Simple. Straightforward. Effective.

Having constructed our characters through our prewriting packets and our improv exercises, we are left with a ton of information about our characters. How do we sort through it? More importantly, how do we decide what information is vital enough to include and what’s banal enough to excise?

If only there were some index by which we could measure the priority of biographical information.

Because, believe me, not all backstory is created equal. If I’m reading a book about a terrorist, I don’t want to know about his childhood bedwetting problem unless those wet sheets really mean something to the story. If not, leave it out. Fiction should be lean. Bloating is never pretty.

And even if information is important, there’s still the question of when to reveal it. In The Sixth Sense, we need to know right away that Bruce Willis is a child psychologist. But if we know from the beginning that he’s dead, the movie’s ruined. (That’s all a plot twist is, after all. It’s just appropriately timed backstory.)

So once you have your character’s backstory, you need to prioritize it. The BPI is a handy rubric for doing just that.

Priority 1 information is crucial to the story and should be revealed as soon as is practical.

Priority information is crucial but should be withheld for dramatic effect.

Priority 3 information is nonessential but may provide color and insight into a character, milieu, or situation.

Priority 4 information is nonessential and should not be included.

How your backstory details are classified depends on the themes of your story. If you have two possible plotlines for the same character, one might emphasize his bedwetting history while the other emphasizes his relationship with the deceased. It all depends on where you want to go with your characters.

In our story about our terrorist – call him Carl – let’s say our theme is the moral consistency of people from different cultures. Carl therefore functions as an antihero who does some bad things for some good reasons. By the end of the story, we want him to do some good things for some good reasons.

Let’s build a rudimentary plot arc. The story begins when Carl assassinates a member of parliament. His immediate goal is to escape to safety. He accomplishes this but, at Plot Point 1, discovers that his brother has been arrested for the crime.

Carl’s new goal is to free his brother while remaining free himself. His efforts take us to Plot Point 2, where he sees how his actions have hurt the victim’s brother. Now racked with remorse, Carl struggles with himself until the climax, where he turns himself in and makes restitution for his crimes. Justice, and the plot, are satisfied.

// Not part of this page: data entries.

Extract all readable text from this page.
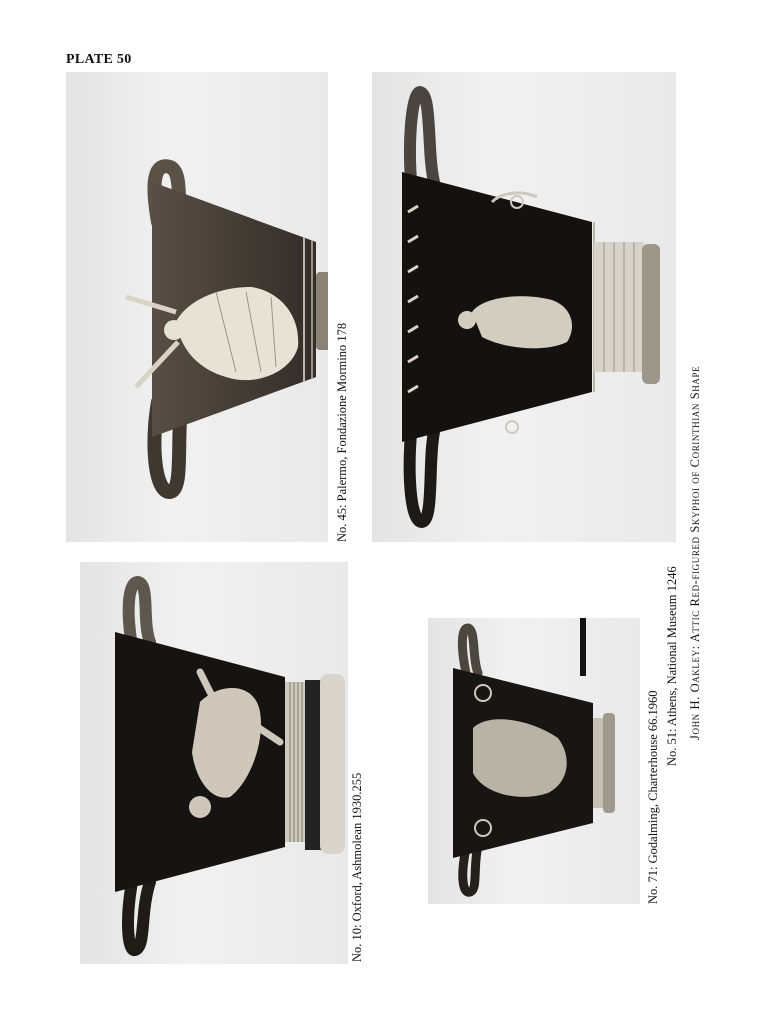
PLATE 50
No. 45: Palermo, Fondazione Mormino 178
No. 51: Athens, National Museum 1246
No. 10: Oxford, Ashmolean 1930.255	No. 71: Godalming, Charterhouse 66.1960
John H. Oakley: Attic Red-figured Skyphoi of Corinthian Shape
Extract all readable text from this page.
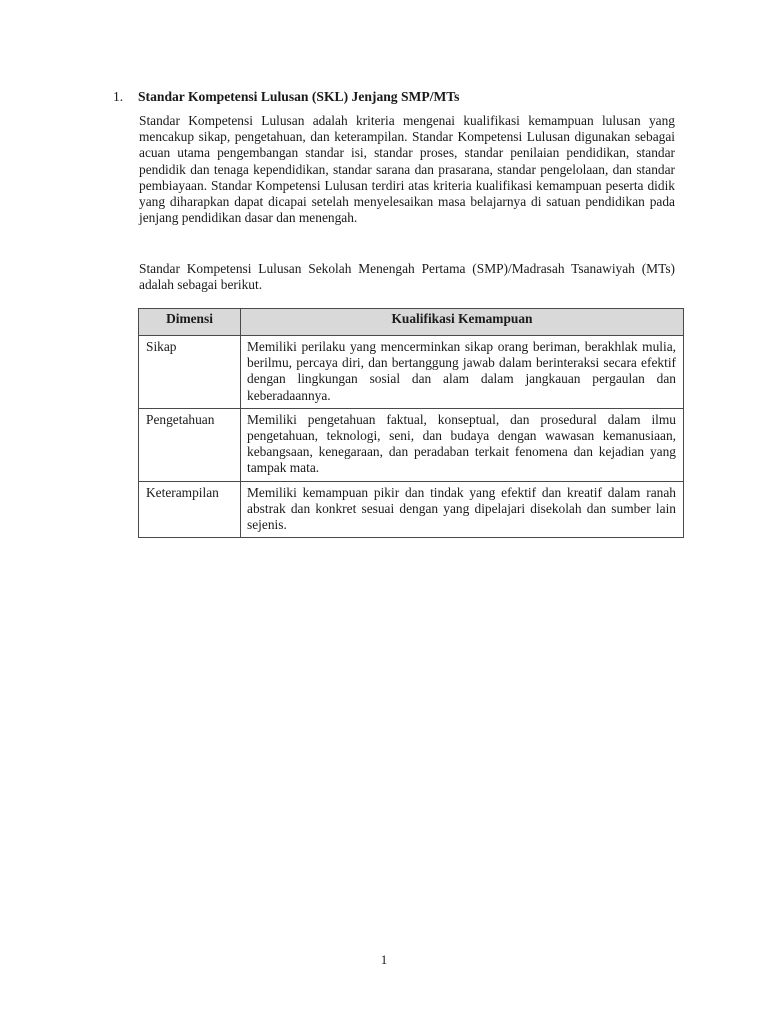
1. Standar Kompetensi Lulusan (SKL) Jenjang SMP/MTs
Standar Kompetensi Lulusan adalah kriteria mengenai kualifikasi kemampuan lulusan yang mencakup sikap, pengetahuan, dan keterampilan. Standar Kompetensi Lulusan digunakan sebagai acuan utama pengembangan standar isi, standar proses, standar penilaian pendidikan, standar pendidik dan tenaga kependidikan, standar sarana dan prasarana, standar pengelolaan, dan standar pembiayaan. Standar Kompetensi Lulusan terdiri atas kriteria kualifikasi kemampuan peserta didik yang diharapkan dapat dicapai setelah menyelesaikan masa belajarnya di satuan pendidikan pada jenjang pendidikan dasar dan menengah.
Standar Kompetensi Lulusan Sekolah Menengah Pertama (SMP)/Madrasah Tsanawiyah (MTs) adalah sebagai berikut.
Dimensi	Kualifikasi Kemampuan
Sikap	Memiliki perilaku yang mencerminkan sikap orang beriman, berakhlak mulia, berilmu, percaya diri, dan bertanggung jawab dalam berinteraksi secara efektif dengan lingkungan sosial dan alam dalam jangkauan pergaulan dan keberadaannya.
Pengetahuan	Memiliki pengetahuan faktual, konseptual, dan prosedural dalam ilmu pengetahuan, teknologi, seni, dan budaya dengan wawasan kemanusiaan, kebangsaan, kenegaraan, dan peradaban terkait fenomena dan kejadian yang tampak mata.
Keterampilan	Memiliki kemampuan pikir dan tindak yang efektif dan kreatif dalam ranah abstrak dan konkret sesuai dengan yang dipelajari disekolah dan sumber lain sejenis.
1
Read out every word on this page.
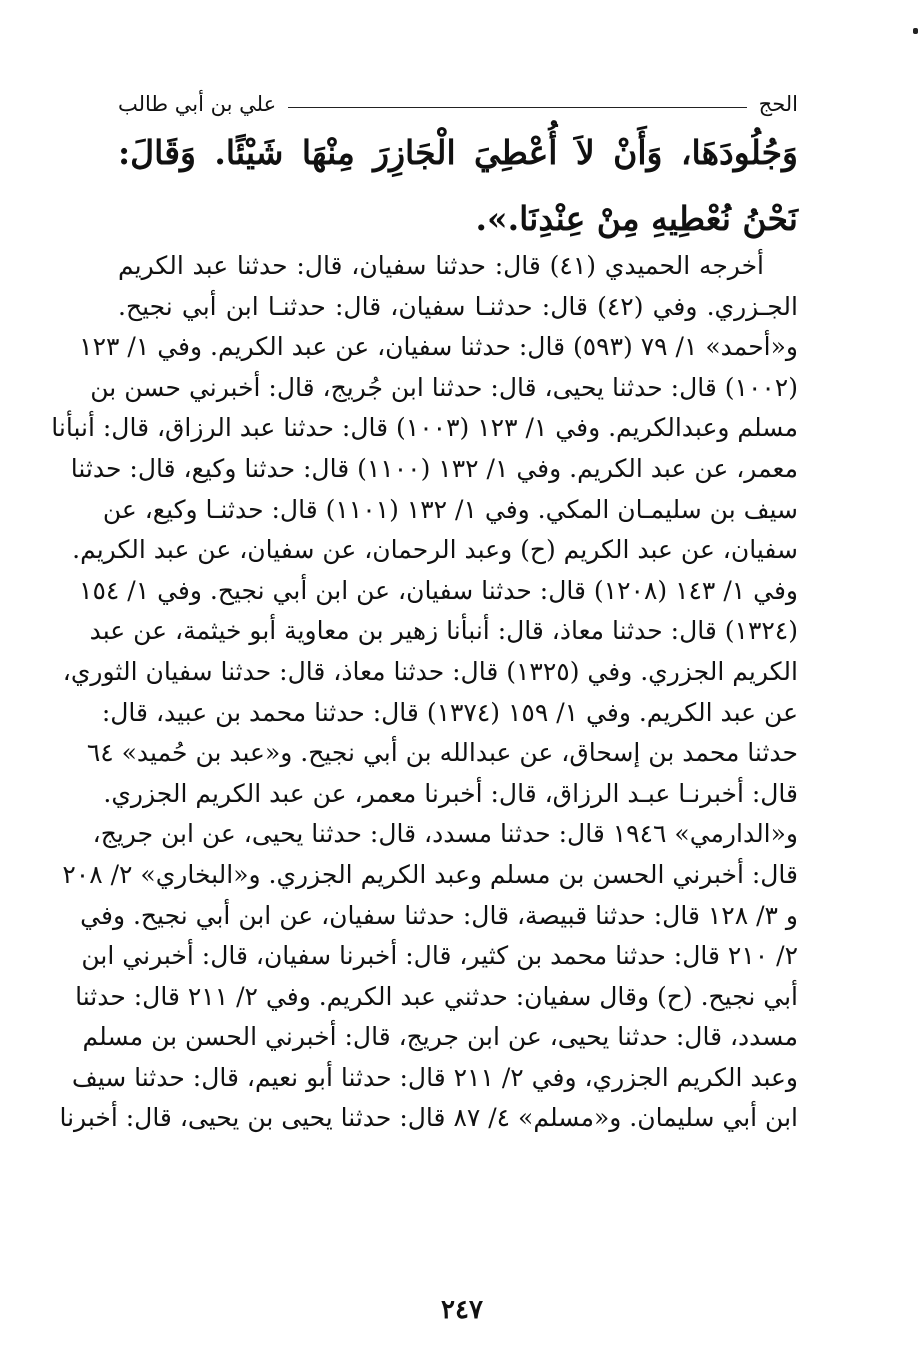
الحج
علي بن أبي طالب
وَجُلُودَهَا، وَأَنْ لاَ أُعْطِيَ الْجَازِرَ مِنْهَا شَيْئًا. وَقَالَ: نَحْنُ نُعْطِيهِ مِنْ عِنْدِنَا.».
أخرجه الحميدي (٤١) قال: حدثنا سفيان، قال: حدثنا عبد الكريم
الجـزري. وفي (٤٢) قال: حدثنـا سفيان، قال: حدثنـا ابن أبي نجيح.
و«أحمد» ١/ ٧٩ (٥٩٣) قال: حدثنا سفيان، عن عبد الكريم. وفي ١/ ١٢٣
(١٠٠٢) قال: حدثنا يحيى، قال: حدثنا ابن جُريج، قال: أخبرني حسن بن
مسلم وعبدالكريم. وفي ١/ ١٢٣ (١٠٠٣) قال: حدثنا عبد الرزاق، قال: أنبأنا
معمر، عن عبد الكريم. وفي ١/ ١٣٢ (١١٠٠) قال: حدثنا وكيع، قال: حدثنا
سيف بن سليمـان المكي. وفي ١/ ١٣٢ (١١٠١) قال: حدثنـا وكيع، عن
سفيان، عن عبد الكريم (ح) وعبد الرحمان، عن سفيان، عن عبد الكريم.
وفي ١/ ١٤٣ (١٢٠٨) قال: حدثنا سفيان، عن ابن أبي نجيح. وفي ١/ ١٥٤
(١٣٢٤) قال: حدثنا معاذ، قال: أنبأنا زهير بن معاوية أبو خيثمة، عن عبد
الكريم الجزري. وفي (١٣٢٥) قال: حدثنا معاذ، قال: حدثنا سفيان الثوري،
عن عبد الكريم. وفي ١/ ١٥٩ (١٣٧٤) قال: حدثنا محمد بن عبيد، قال:
حدثنا محمد بن إسحاق، عن عبدالله بن أبي نجيح. و«عبد بن حُميد» ٦٤
قال: أخبرنـا عبـد الرزاق، قال: أخبرنا معمر، عن عبد الكريم الجزري.
و«الدارمي» ١٩٤٦ قال: حدثنا مسدد، قال: حدثنا يحيى، عن ابن جريج،
قال: أخبرني الحسن بن مسلم وعبد الكريم الجزري. و«البخاري» ٢/ ٢٠٨
و ٣/ ١٢٨ قال: حدثنا قبيصة، قال: حدثنا سفيان، عن ابن أبي نجيح. وفي
٢/ ٢١٠ قال: حدثنا محمد بن كثير، قال: أخبرنا سفيان، قال: أخبرني ابن
أبي نجيح. (ح) وقال سفيان: حدثني عبد الكريم. وفي ٢/ ٢١١ قال: حدثنا
مسدد، قال: حدثنا يحيى، عن ابن جريج، قال: أخبرني الحسن بن مسلم
وعبد الكريم الجزري، وفي ٢/ ٢١١ قال: حدثنا أبو نعيم، قال: حدثنا سيف
ابن أبي سليمان. و«مسلم» ٤/ ٨٧ قال: حدثنا يحيى بن يحيى، قال: أخبرنا
٢٤٧
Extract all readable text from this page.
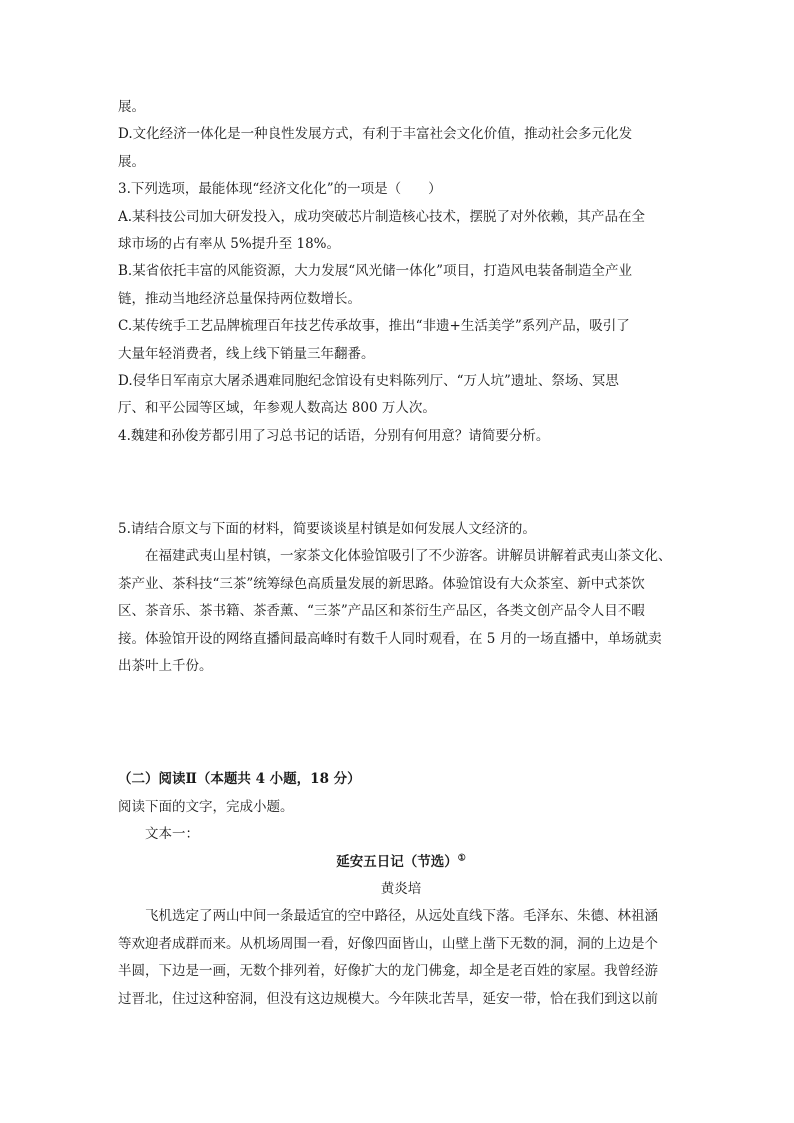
展。
D.文化经济一体化是一种良性发展方式，有利于丰富社会文化价值，推动社会多元化发
展。
3.下列选项，最能体现“经济文化化”的一项是（　　）
A.某科技公司加大研发投入，成功突破芯片制造核心技术，摆脱了对外依赖，其产品在全
球市场的占有率从 5%提升至 18%。
B.某省依托丰富的风能资源，大力发展“风光储一体化”项目，打造风电装备制造全产业
链，推动当地经济总量保持两位数增长。
C.某传统手工艺品牌梳理百年技艺传承故事，推出“非遗+生活美学”系列产品，吸引了
大量年轻消费者，线上线下销量三年翻番。
D.侵华日军南京大屠杀遇难同胞纪念馆设有史料陈列厅、“万人坑”遗址、祭场、冥思
厅、和平公园等区域，年参观人数高达 800 万人次。
4.魏建和孙俊芳都引用了习总书记的话语，分别有何用意？请简要分析。
5.请结合原文与下面的材料，简要谈谈星村镇是如何发展人文经济的。
在福建武夷山星村镇，一家茶文化体验馆吸引了不少游客。讲解员讲解着武夷山茶文化、
茶产业、茶科技“三茶”统筹绿色高质量发展的新思路。体验馆设有大众茶室、新中式茶饮
区、茶音乐、茶书籍、茶香薰、“三茶”产品区和茶衍生产品区，各类文创产品令人目不暇
接。体验馆开设的网络直播间最高峰时有数千人同时观看，在 5 月的一场直播中，单场就卖
出茶叶上千份。
（二）阅读Ⅱ（本题共 4 小题，18 分）
阅读下面的文字，完成小题。
文本一：
延安五日记（节选）①
黄炎培
飞机选定了两山中间一条最适宜的空中路径，从远处直线下落。毛泽东、朱德、林祖涵
等欢迎者成群而来。从机场周围一看，好像四面皆山，山壁上凿下无数的洞，洞的上边是个
半圆，下边是一画，无数个排列着，好像扩大的龙门佛龛，却全是老百姓的家屋。我曾经游
过晋北，住过这种窑洞，但没有这边规模大。今年陕北苦旱，延安一带，恰在我们到这以前
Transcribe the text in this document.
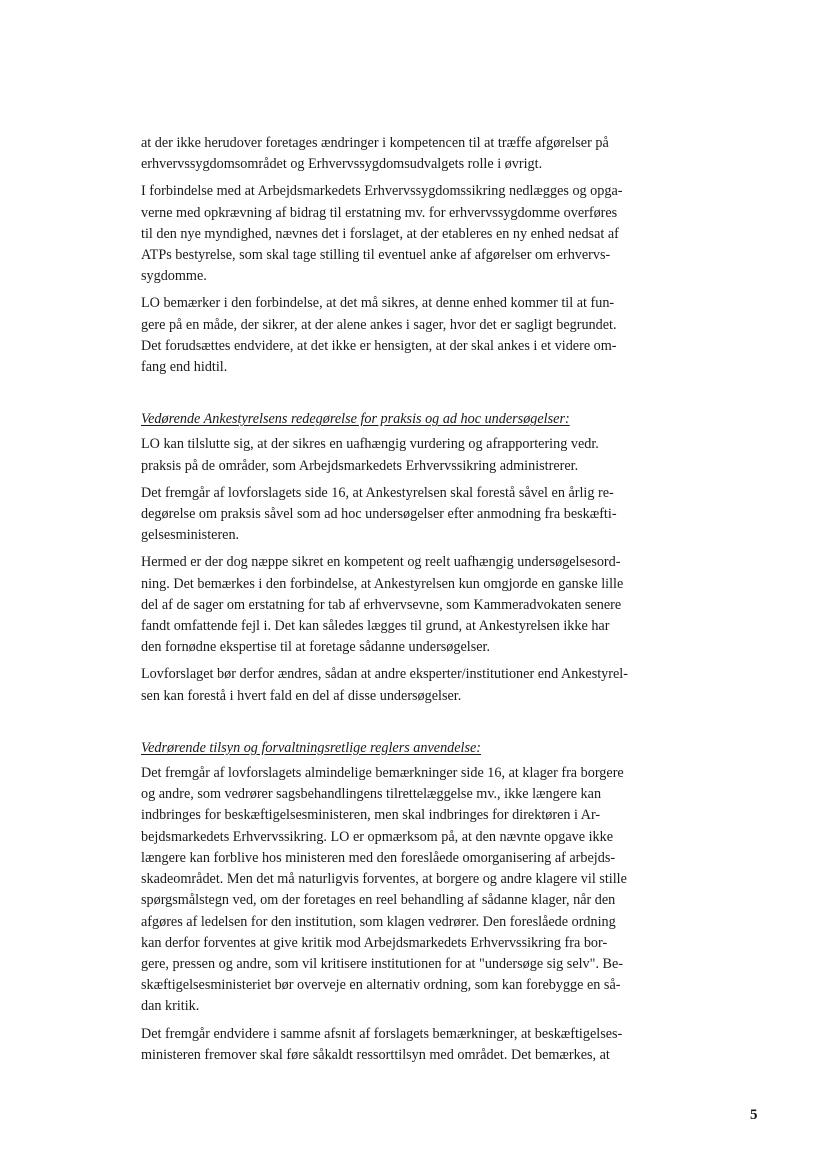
at der ikke herudover foretages ændringer i kompetencen til at træffe afgørelser på
erhvervssygdomsområdet og Erhvervssygdomsudvalgets rolle i øvrigt.

I forbindelse med at Arbejdsmarkedets Erhvervssygdomssikring nedlægges og opga-
verne med opkrævning af bidrag til erstatning mv. for erhvervssygdomme overføres
til den nye myndighed, nævnes det i forslaget, at der etableres en ny enhed nedsat af
ATPs bestyrelse, som skal tage stilling til eventuel anke af afgørelser om erhvervs-
sygdomme.

LO bemærker i den forbindelse, at det må sikres, at denne enhed kommer til at fun-
gere på en måde, der sikrer, at der alene ankes i sager, hvor det er sagligt begrundet.
Det forudsættes endvidere, at det ikke er hensigten, at der skal ankes i et videre om-
fang end hidtil.

Vedørende Ankestyrelsens redegørelse for praksis og ad hoc undersøgelser:

LO kan tilslutte sig, at der sikres en uafhængig vurdering og afrapportering vedr.
praksis på de områder, som Arbejdsmarkedets Erhvervssikring administrerer.

Det fremgår af lovforslagets side 16, at Ankestyrelsen skal forestå såvel en årlig re-
degørelse om praksis såvel som ad hoc undersøgelser efter anmodning fra beskæfti-
gelsesministeren.

Hermed er der dog næppe sikret en kompetent og reelt uafhængig undersøgelsesord-
ning. Det bemærkes i den forbindelse, at Ankestyrelsen kun omgjorde en ganske lille
del af de sager om erstatning for tab af erhvervsevne, som Kammeradvokaten senere
fandt omfattende fejl i. Det kan således lægges til grund, at Ankestyrelsen ikke har
den fornødne ekspertise til at foretage sådanne undersøgelser.

Lovforslaget bør derfor ændres, sådan at andre eksperter/institutioner end Ankestyrel-
sen kan forestå i hvert fald en del af disse undersøgelser.

Vedrørende tilsyn og forvaltningsretlige reglers anvendelse:

Det fremgår af lovforslagets almindelige bemærkninger side 16, at klager fra borgere
og andre, som vedrører sagsbehandlingens tilrettelæggelse mv., ikke længere kan
indbringes for beskæftigelsesministeren, men skal indbringes for direktøren i Ar-
bejdsmarkedets Erhvervssikring. LO er opmærksom på, at den nævnte opgave ikke
længere kan forblive hos ministeren med den foreslåede omorganisering af arbejds-
skadeområdet. Men det må naturligvis forventes, at borgere og andre klagere vil stille
spørgsmålstegn ved, om der foretages en reel behandling af sådanne klager, når den
afgøres af ledelsen for den institution, som klagen vedrører. Den foreslåede ordning
kan derfor forventes at give kritik mod Arbejdsmarkedets Erhvervssikring fra bor-
gere, pressen og andre, som vil kritisere institutionen for at "undersøge sig selv". Be-
skæftigelsesministeriet bør overveje en alternativ ordning, som kan forebygge en så-
dan kritik.

Det fremgår endvidere i samme afsnit af forslagets bemærkninger, at beskæftigelses-
ministeren fremover skal føre såkaldt ressorttilsyn med området. Det bemærkes, at

5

This arc and our theme determine what backstory we will provide for Carl. The fact that he has a brother is definitely Priority 1, since it’s a major plot point later on. His reasons for the assassination are also Priority 1 because of the theme; if this were just a simple action story with no moral quandary, his motives would be Priority 3 or even 4.

What about Priority 2? That the victim has a brother is a good example of something that should take the reader by surprise. After all, this is from Carl’s point of view, and Carl may not know or care until he connects that fact with his own situation. Likewise for any information clarifying Carl’s moral development, since that’s the theme. The existence of Carl’s brother may be Priority 1, but the fact that Carl is the real father of his brother’s children and still feels guilt for that betrayal is information that can be held until later. The delayed revelation gives the reader new insight into why Carl tries so hard to redeem his brother.

Is there room for the bedwetting? Maybe. If it’s associated with, oh, his memories of his abusive father, it could be Priority 3 info and find a place in the plot; it will never be Priority 2 or 1.

Carl’s high school girlfriends are Priority 4. Whether he has a Traditional or Roth IRA is Priority 4. His favorite movie, what he dreamed last week, even the color of his eyes: all are Priority 4. Sure, you can make a case for them to be Priority 3 and include them, but at some point it’s just too much. You have to draw the line somewhere. You have to cut backstory in service to the plot, even if those individual elements are interesting in themselves.

What I want you to avoid is information overload. I’ve edited books where there was so much backstory, especially in the first chapter, that it stalled the plot. What happened before is incidental ; it’s what’s happening now that matters. If you find that your backstory is more interesting than your plot, consider setting your story in the past. There’s no shame in that. I’ve done it.

I’ll finish by being frank. As a reader, I don’t want to know your protagonist’s whole backstory. You may be proud of it. I’m happy for you. But if Jeannie is a jogging instructor, she needs to jog at some point in your story. If she never wears deodorant, make her pay for it. If she loves meatloaf, poison it or lose it.

Story over all.

This article took five readthroughs.